Great Tale Weirdly Constructed. Can't really say too much about this tale without giving away things from the first book (Infinity Lost), so I'll just say that the tale flashes forward some period of time (no more than hours) and picks up with the group from the end of Lost on the run. Around 1/3 to 1/2 in, we finally go back to finding out what caused them to be on the run, and this perspective stays through the rest of the book. Except we never quite meet up with the beginning of the book, and there are details at the end that seem to be not in sync with similar details at the beginning. Overall a great story, just very weirdly constructed.
This Trilogy started out soo promising. I haven't had a book that was fiction that I had enjoyed in a while, and as far as the 2nd book it was just okay. I immediately stopped being interested in the main character and, and like the "evil" side of her more. I don't think that was the point, but it always bothers me when the main character is outshined by a bad guy. Honestly, this book made me no want the main character to 'win'. I get the whole fighting for control, and blah blah blah, but it honestly kind of took away from the more interesting carnage going on the rest of the plot.
I read all three books in this series. #1 and #3 were good this book was pointless. It didn’t move the story along at all. And most of the important things that happen in this book are mentioned in the third book. My advice is to skip it or if you can’t stand that, skim it. It’s not worth a thorough read.
This book kind of felt like filler. It was mostly people running around and killing people, or running around and trying to not get killed by people. The timeline/flashbacks/alternating personalities situation was also a lot more confusing in this book than the first one. Still looking forward to reading the third book and seeing how things wrap up.
Alarming androids, adventure and anguish as the frantic race for survival continues.
Picking up where book one ended, the fast paced action continues as our heroine (or should that be heroines?) leads the battle for survival against seemingly insurmountable odds.
It starts a little slow, but once the action starts, it's full speed ahead right until the end. I'm really enjoying the Finn / Infinity character. However, it was super clear that this is part two of a trilogy. It definitely doesn't stand alone, and there's not a satisfying ending to this story.

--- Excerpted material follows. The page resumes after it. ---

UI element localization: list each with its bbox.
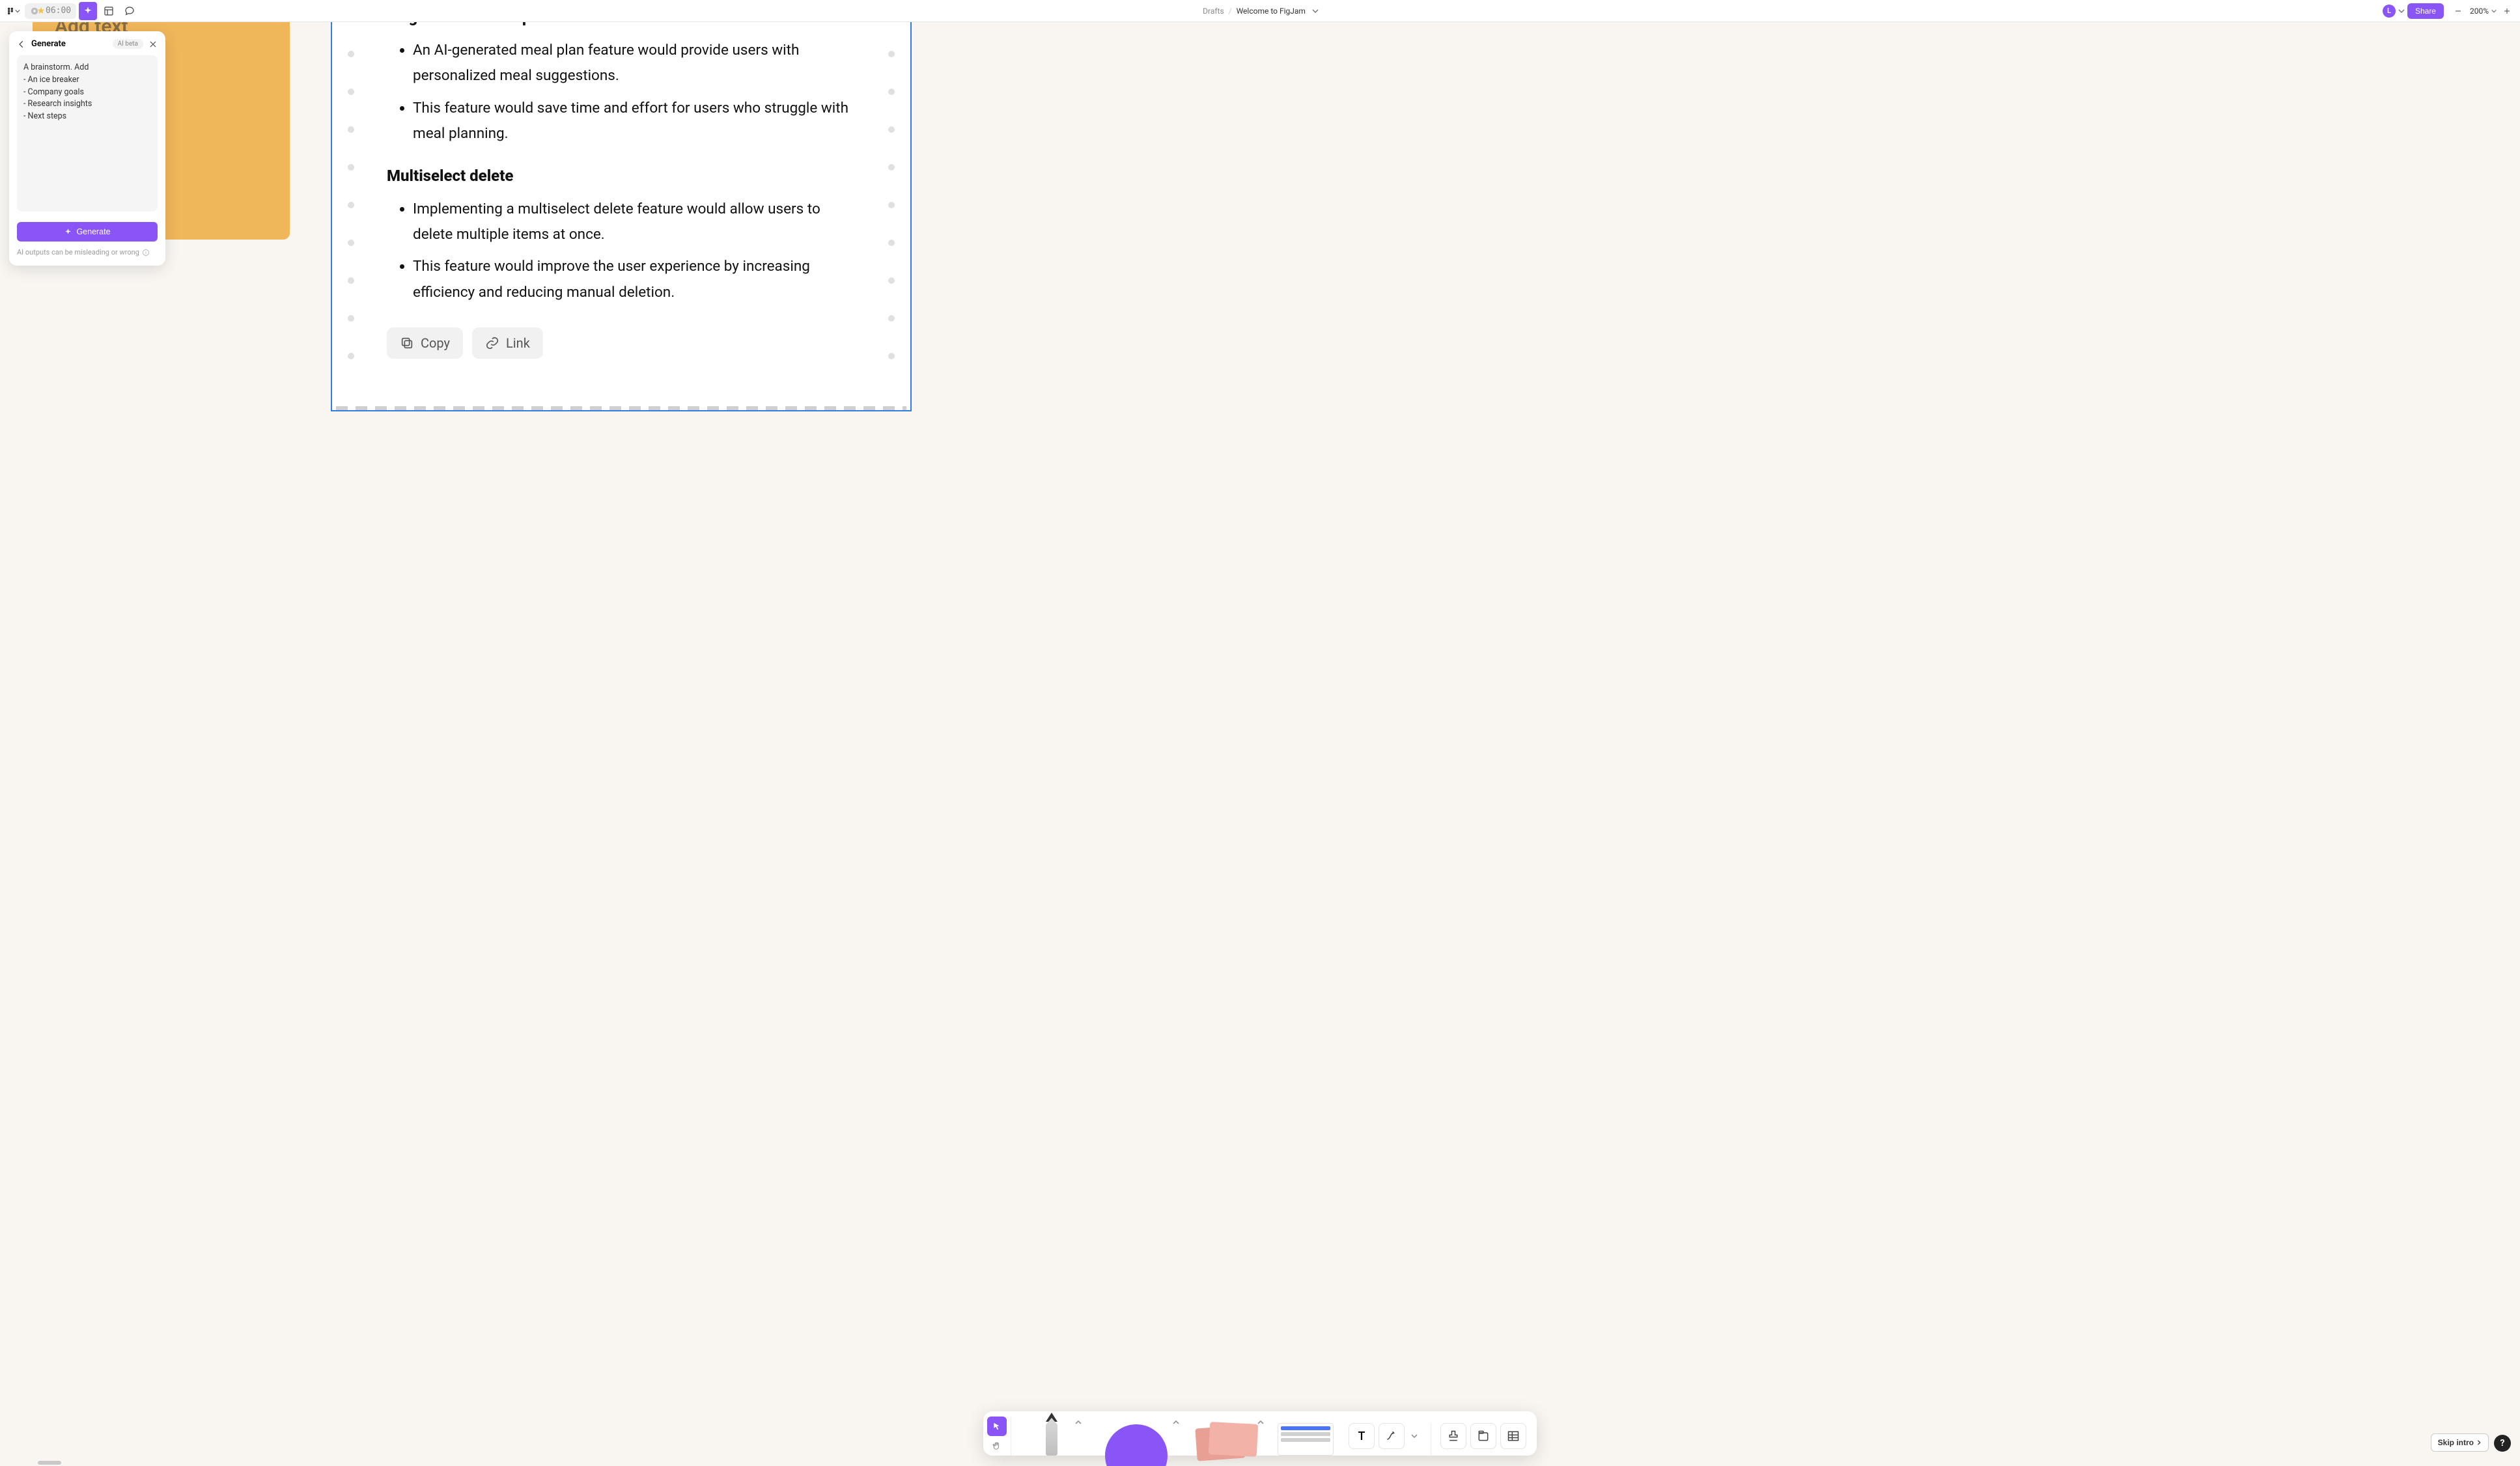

I still enjoyed it and I'm looking forward to reading the finale in the trilogy.
I really enjoyed the first book in this series, but this is even better. While the first book focuses on Finn, this one we see a lot more of Infinity and get to know her in great her depth. This was a great, fast paced book that ends in such a way that there is now way you could NOT read the third book. I can’t wait to see what happen next!

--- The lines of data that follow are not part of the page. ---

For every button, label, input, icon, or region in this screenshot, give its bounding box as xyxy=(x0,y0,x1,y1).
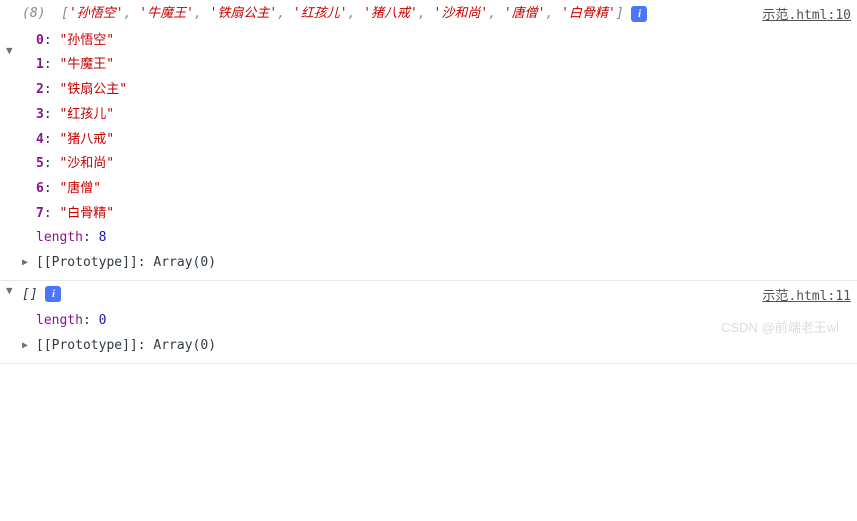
expand-toggle-icon[interactable] xyxy=(6,44,13,57)
summary-item: '红孩儿' xyxy=(293,6,348,21)
chevron-right-icon[interactable]: ▶ xyxy=(22,336,28,355)
close-bracket: ] xyxy=(616,6,624,21)
empty-array: [] xyxy=(22,287,38,302)
watermark: CSDN @前端老王wl xyxy=(721,317,839,336)
array-length-badge: (8) xyxy=(22,6,45,21)
array-index-row[interactable]: 5: "沙和尚" xyxy=(36,152,851,177)
chevron-right-icon[interactable]: ▶ xyxy=(22,253,28,272)
prototype-row[interactable]: ▶[[Prototype]]: Array(0) xyxy=(36,251,851,276)
summary-item: '牛魔王' xyxy=(139,6,194,21)
prototype-row[interactable]: ▶[[Prototype]]: Array(0) xyxy=(36,334,851,359)
array-index-row[interactable]: 0: "孙悟空" xyxy=(36,29,851,54)
console-log-entry-1: 示范.html:10 (8) ['孙悟空', '牛魔王', '铁扇公主', '红… xyxy=(0,0,857,281)
array-summary[interactable]: [] i xyxy=(22,285,851,306)
array-index-row[interactable]: 3: "红孩儿" xyxy=(36,103,851,128)
length-row[interactable]: length: 8 xyxy=(36,226,851,251)
info-icon[interactable]: i xyxy=(45,286,61,302)
summary-item: '孙悟空' xyxy=(69,6,124,21)
array-summary[interactable]: (8) ['孙悟空', '牛魔王', '铁扇公主', '红孩儿', '猪八戒',… xyxy=(22,4,851,25)
open-bracket: [ xyxy=(53,6,69,21)
summary-item: '沙和尚' xyxy=(434,6,489,21)
array-index-row[interactable]: 7: "白骨精" xyxy=(36,202,851,227)
array-index-row[interactable]: 1: "牛魔王" xyxy=(36,53,851,78)
summary-item: '铁扇公主' xyxy=(210,6,278,21)
array-index-row[interactable]: 2: "铁扇公主" xyxy=(36,78,851,103)
expanded-properties: 0: "孙悟空" 1: "牛魔王" 2: "铁扇公主" 3: "红孩儿" 4: … xyxy=(36,29,851,276)
expand-toggle-icon[interactable] xyxy=(6,284,13,297)
array-index-row[interactable]: 4: "猪八戒" xyxy=(36,128,851,153)
info-icon[interactable]: i xyxy=(631,6,647,22)
array-index-row[interactable]: 6: "唐僧" xyxy=(36,177,851,202)
source-link[interactable]: 示范.html:10 xyxy=(762,4,851,23)
summary-item: '唐僧' xyxy=(504,6,546,21)
summary-item: '白骨精' xyxy=(561,6,616,21)
summary-item: '猪八戒' xyxy=(363,6,418,21)
source-link[interactable]: 示范.html:11 xyxy=(762,285,851,304)
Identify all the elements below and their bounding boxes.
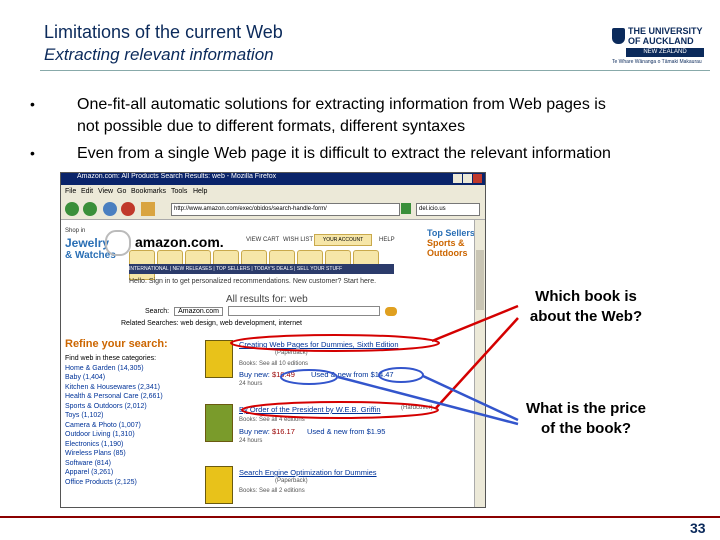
callout-which-book: Which book is about the Web? — [506, 287, 666, 327]
highlight-ellipse-title-2 — [241, 401, 439, 419]
red-arrow-2 — [435, 317, 519, 409]
blue-arrow-1 — [422, 374, 519, 422]
callout-2-line-2: of the book? — [541, 420, 631, 437]
footer-divider — [0, 516, 720, 518]
highlight-ellipse-price-1 — [280, 369, 338, 385]
page-number: 33 — [690, 520, 706, 536]
callout-2-line-1: What is the price — [525, 400, 647, 417]
callout-1-line-2: about the Web? — [529, 308, 643, 325]
annotation-overlay — [230, 304, 519, 426]
highlight-ellipse-title-1 — [230, 334, 440, 352]
callout-1-line-1: Which book is — [535, 288, 637, 305]
highlight-ellipse-price-2 — [378, 367, 424, 383]
callout-price: What is the price of the book? — [506, 399, 666, 439]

Very action filled. The author makes likeable characters that you root for and get involved with. Well done. I enjoyed the first in this series and enjoyed this one more. :
Reading this book is like watching 24 series: a very detailed traumatic experience, actually in a very short time, but because if the amount of details, need to be read in a longer time
This book is an epic battle from almost the first page. The descriptions of the tech and the geography made it easy to see the battles unfold in your mind.
Infinity Rises is full of action. We learn so much about Infinity and her experiences during this book. I'm loving all of Finns classmates more and more and I really like the professor. Can't wait to start reading the next book.
Didn't enjoy this one as much as the first. This one doesn't seem to really go anywhere or move things forward very much. It just felt like an excuse to write a really extended battle scene. In fact almost the entire book is just a battle scene.